We then followed the natural analytics progression with linear and multiple regression where I learned about partitioning of data and generating predictions. This was followed by a thorough understanding of the KNN model and how and when to run it. By now, I was beginning to get a hand of problem statements and the approach to take to solve them, thanks to class assignments on real-world scenarios like employee performance and spam detection. Through the examples done in class, it was easy to grasp the concepts of R-squared value, p-value and the roles they play in model evaluation. It was in this class that I understood logistic regression, discriminant analysis, association rules for the first time and I have been working on them ever since, in every data science course or project that I have taken up.

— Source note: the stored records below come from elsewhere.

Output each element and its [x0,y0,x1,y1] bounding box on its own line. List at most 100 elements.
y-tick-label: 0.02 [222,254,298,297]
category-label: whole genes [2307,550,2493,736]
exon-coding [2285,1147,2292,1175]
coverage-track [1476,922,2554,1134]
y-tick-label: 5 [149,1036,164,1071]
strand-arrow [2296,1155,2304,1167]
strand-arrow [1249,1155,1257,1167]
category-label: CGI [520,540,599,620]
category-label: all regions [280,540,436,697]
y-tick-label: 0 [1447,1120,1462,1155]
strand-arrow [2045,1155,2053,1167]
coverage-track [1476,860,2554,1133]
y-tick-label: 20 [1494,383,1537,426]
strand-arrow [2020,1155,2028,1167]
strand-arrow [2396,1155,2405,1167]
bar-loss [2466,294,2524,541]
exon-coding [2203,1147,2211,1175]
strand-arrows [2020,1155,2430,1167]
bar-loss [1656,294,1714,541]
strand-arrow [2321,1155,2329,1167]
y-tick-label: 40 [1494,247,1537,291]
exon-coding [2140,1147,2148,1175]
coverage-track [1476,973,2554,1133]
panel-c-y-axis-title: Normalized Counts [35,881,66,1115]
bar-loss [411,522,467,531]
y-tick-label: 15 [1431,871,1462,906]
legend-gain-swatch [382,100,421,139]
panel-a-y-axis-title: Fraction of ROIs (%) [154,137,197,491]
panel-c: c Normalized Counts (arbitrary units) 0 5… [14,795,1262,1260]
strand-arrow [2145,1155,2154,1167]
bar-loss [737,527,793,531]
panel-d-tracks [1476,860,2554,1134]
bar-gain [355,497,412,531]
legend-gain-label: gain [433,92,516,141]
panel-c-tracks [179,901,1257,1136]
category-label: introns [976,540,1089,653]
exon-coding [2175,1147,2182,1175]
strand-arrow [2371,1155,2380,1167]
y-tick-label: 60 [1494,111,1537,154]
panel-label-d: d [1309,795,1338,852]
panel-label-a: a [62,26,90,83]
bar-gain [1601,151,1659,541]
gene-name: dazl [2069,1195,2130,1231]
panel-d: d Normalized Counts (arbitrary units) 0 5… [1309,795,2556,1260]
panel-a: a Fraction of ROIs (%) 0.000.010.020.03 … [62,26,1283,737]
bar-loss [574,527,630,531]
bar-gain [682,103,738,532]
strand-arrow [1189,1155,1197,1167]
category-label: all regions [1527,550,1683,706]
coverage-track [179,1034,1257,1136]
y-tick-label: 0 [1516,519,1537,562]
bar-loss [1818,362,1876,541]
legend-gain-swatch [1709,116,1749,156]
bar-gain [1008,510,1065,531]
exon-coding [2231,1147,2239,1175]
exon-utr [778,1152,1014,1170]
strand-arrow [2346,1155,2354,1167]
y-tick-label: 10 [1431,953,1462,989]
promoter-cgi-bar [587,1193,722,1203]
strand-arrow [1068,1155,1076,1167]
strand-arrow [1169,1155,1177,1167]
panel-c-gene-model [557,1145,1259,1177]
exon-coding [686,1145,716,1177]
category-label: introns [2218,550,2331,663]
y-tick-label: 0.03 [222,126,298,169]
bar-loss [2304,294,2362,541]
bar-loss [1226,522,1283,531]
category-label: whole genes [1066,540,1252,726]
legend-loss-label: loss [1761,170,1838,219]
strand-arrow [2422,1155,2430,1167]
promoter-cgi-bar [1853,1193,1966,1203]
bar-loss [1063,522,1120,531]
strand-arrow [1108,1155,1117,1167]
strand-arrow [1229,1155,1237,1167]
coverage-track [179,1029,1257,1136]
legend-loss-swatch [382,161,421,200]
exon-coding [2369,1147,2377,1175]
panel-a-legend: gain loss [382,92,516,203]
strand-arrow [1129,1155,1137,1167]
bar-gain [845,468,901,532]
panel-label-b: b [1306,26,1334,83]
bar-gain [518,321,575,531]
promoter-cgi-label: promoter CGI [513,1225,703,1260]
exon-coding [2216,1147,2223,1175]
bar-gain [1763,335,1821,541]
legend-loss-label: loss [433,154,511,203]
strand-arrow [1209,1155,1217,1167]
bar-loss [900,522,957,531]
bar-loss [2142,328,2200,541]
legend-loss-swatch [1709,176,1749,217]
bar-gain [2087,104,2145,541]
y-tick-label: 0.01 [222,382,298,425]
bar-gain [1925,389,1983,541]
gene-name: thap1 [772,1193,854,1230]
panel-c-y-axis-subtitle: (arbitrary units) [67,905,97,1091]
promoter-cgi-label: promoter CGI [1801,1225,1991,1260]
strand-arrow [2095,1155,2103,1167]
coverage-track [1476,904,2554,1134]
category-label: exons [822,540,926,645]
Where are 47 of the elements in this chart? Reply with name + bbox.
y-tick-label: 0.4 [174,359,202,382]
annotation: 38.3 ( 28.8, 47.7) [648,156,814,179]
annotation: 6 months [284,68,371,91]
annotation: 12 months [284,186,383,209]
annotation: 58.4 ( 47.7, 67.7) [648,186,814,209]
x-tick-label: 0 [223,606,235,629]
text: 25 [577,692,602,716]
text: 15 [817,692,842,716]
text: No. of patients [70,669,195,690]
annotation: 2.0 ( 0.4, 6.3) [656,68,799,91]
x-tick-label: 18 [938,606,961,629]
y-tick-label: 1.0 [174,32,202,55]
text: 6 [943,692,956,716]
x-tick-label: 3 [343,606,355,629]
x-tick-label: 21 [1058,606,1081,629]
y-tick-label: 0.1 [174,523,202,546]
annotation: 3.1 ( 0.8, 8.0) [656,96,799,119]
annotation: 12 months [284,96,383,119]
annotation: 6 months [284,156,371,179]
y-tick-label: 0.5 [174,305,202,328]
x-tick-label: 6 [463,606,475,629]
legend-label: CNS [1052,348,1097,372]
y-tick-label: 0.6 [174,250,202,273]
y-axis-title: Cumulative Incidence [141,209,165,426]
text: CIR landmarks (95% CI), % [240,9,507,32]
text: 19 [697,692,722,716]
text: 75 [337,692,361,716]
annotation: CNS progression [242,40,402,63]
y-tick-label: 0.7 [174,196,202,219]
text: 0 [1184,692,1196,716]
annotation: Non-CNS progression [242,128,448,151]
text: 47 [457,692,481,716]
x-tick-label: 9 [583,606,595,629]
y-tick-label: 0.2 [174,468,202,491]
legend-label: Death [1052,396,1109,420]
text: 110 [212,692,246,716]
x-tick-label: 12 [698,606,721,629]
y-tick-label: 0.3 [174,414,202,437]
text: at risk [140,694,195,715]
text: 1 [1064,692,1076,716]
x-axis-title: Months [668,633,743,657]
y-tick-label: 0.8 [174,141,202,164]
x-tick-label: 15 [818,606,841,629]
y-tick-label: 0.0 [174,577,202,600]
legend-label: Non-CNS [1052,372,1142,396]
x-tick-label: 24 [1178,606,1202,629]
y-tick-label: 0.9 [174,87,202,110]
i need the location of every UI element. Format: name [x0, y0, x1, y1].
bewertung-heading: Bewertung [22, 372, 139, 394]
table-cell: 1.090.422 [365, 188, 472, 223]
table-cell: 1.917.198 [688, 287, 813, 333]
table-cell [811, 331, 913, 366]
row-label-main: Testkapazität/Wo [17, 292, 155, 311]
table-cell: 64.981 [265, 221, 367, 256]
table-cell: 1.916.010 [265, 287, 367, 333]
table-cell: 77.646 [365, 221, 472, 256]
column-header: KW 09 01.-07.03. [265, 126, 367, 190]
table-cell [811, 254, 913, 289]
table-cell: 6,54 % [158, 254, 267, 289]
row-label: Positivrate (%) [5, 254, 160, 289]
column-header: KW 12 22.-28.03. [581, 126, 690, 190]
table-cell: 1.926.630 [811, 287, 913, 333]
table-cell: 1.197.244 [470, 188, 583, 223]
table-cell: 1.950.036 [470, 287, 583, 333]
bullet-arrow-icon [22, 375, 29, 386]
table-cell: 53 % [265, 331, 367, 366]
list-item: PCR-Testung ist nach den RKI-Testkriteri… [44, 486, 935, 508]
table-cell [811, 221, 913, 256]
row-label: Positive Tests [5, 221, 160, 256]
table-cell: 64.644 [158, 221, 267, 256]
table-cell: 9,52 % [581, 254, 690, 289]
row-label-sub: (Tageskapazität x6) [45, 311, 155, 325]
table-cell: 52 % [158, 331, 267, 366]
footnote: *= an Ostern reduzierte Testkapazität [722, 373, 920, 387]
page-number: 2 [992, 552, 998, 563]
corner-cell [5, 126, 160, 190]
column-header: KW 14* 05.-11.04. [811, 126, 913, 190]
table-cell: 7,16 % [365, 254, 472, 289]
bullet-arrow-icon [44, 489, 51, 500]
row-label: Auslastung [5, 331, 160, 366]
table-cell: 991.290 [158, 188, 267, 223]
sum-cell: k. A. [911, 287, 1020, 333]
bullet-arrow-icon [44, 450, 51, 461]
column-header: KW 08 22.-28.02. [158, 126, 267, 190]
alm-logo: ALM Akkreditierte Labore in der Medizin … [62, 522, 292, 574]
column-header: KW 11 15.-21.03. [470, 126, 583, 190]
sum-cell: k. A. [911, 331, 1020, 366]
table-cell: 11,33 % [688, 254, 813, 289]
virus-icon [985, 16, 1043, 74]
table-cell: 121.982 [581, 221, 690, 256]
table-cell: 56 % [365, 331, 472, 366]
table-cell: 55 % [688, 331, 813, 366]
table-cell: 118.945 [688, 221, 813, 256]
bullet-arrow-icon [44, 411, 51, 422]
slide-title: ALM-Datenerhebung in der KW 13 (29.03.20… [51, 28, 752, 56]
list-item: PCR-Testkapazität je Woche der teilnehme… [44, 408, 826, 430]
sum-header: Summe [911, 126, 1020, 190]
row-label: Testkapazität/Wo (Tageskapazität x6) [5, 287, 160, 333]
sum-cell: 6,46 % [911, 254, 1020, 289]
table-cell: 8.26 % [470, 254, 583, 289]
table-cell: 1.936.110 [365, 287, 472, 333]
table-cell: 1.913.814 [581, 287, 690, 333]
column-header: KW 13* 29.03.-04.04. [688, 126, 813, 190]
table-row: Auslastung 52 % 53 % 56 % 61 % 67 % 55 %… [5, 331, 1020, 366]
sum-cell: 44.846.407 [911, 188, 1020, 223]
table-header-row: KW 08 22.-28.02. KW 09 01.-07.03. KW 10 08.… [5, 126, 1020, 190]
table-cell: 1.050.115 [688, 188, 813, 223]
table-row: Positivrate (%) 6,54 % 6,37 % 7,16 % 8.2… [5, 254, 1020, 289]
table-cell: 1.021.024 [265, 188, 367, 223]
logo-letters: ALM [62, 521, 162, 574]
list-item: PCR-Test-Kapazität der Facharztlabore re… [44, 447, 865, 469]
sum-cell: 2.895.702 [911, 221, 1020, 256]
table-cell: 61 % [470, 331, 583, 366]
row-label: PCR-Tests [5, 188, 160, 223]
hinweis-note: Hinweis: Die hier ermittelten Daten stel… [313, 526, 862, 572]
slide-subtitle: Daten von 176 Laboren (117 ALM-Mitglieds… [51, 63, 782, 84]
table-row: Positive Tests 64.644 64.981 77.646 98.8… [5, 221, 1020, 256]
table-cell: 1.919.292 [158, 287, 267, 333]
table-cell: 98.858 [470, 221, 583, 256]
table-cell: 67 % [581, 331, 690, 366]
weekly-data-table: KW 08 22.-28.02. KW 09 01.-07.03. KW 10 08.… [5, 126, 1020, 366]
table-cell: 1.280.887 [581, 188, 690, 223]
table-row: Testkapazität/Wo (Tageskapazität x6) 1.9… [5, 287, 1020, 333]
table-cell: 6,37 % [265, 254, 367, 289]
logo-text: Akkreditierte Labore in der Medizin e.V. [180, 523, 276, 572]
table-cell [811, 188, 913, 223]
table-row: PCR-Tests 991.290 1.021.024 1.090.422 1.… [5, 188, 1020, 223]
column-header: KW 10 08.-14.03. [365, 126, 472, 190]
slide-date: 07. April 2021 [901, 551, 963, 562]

All of this knowledge and Dr. Chatterjee’s guidelines were put to use in the final project where I worked with a group led by the talented Abhishek Pandey on London cabs data. After rigorous work on large data sets downloaded/extracted from various sources, we trained a model to predict arrival times for cabs by comparing RMSE across random forests, logistic regression, and SVMs. It was a great way to put into practice everything we had learned over four months.
And with that, I had laid a robust foundation in data analytics, and was ready to build it further in the time to come. By January 2019, I was confident to dive into analytics projects and work on complex data sets to generate prediction models using the tools taught by Dr. Saurav Chatterjee.
This is the second post of my #10DaysToGraduate series where I share 10 key lessons from my Master’s degree in the form of a countdown to May 8, my graduation date.
There’s a reason I chose Statistics to be no. 10 and the first one in this countdown. When you want to enter the world of data science, you realize very quickly that you can do nothing without the concepts of statistics being clear in your head. The University of Texas at Dallas obviously understood this and made Statistics and Analytics a core course. So, when I started my Master’s program in Fall 2018, I enrolled for this course with Dr. Avanti Sethi in my very first semester. Dr. Sethi proved to be an excellent teacher, and I am honored to have had the pleasure of knowing and working with him during the past two years.
Thanks to his well-designed lectures and assignments, I was able to build a strong statistical foundation with good practice of basic concepts like measures of central tendency (mean, median, mode) and measures of statistical dispersion (variance, standard deviation, IQR). The course then went on to cover concepts like population, sampling, estimation, z-score, t-score, Normal distribution, hypothesis testing, p-value, chi-square tests, ANOVA tests and regression. Dr. Sethi, who is an Excel ninja, also conducted a separate hands-on session for students interested in learning Advanced Excel and taught us how to build macros. The problem statements in his assignments covered real-life scenarios ranging from sports team performances and automobile dealerships to Halloween sales and manufacturing plant obstacles.
And just like that, right in the very first semester, Statistics and Analytics had set the ball rolling on my data science journey. I have been going back to Dr. Sethi’s assignments every few months, to make sure I don’t forget the very foundations of everything that I have learned in analytics so far. It was a memorable semester thanks to this wonderful class, and left me with a lot of confidence to move forward.
This is the first post of my #10DaysToGraduate series where I share 10 key lessons from my Master’s degree in the form of a countdown to May 8, my graduation date.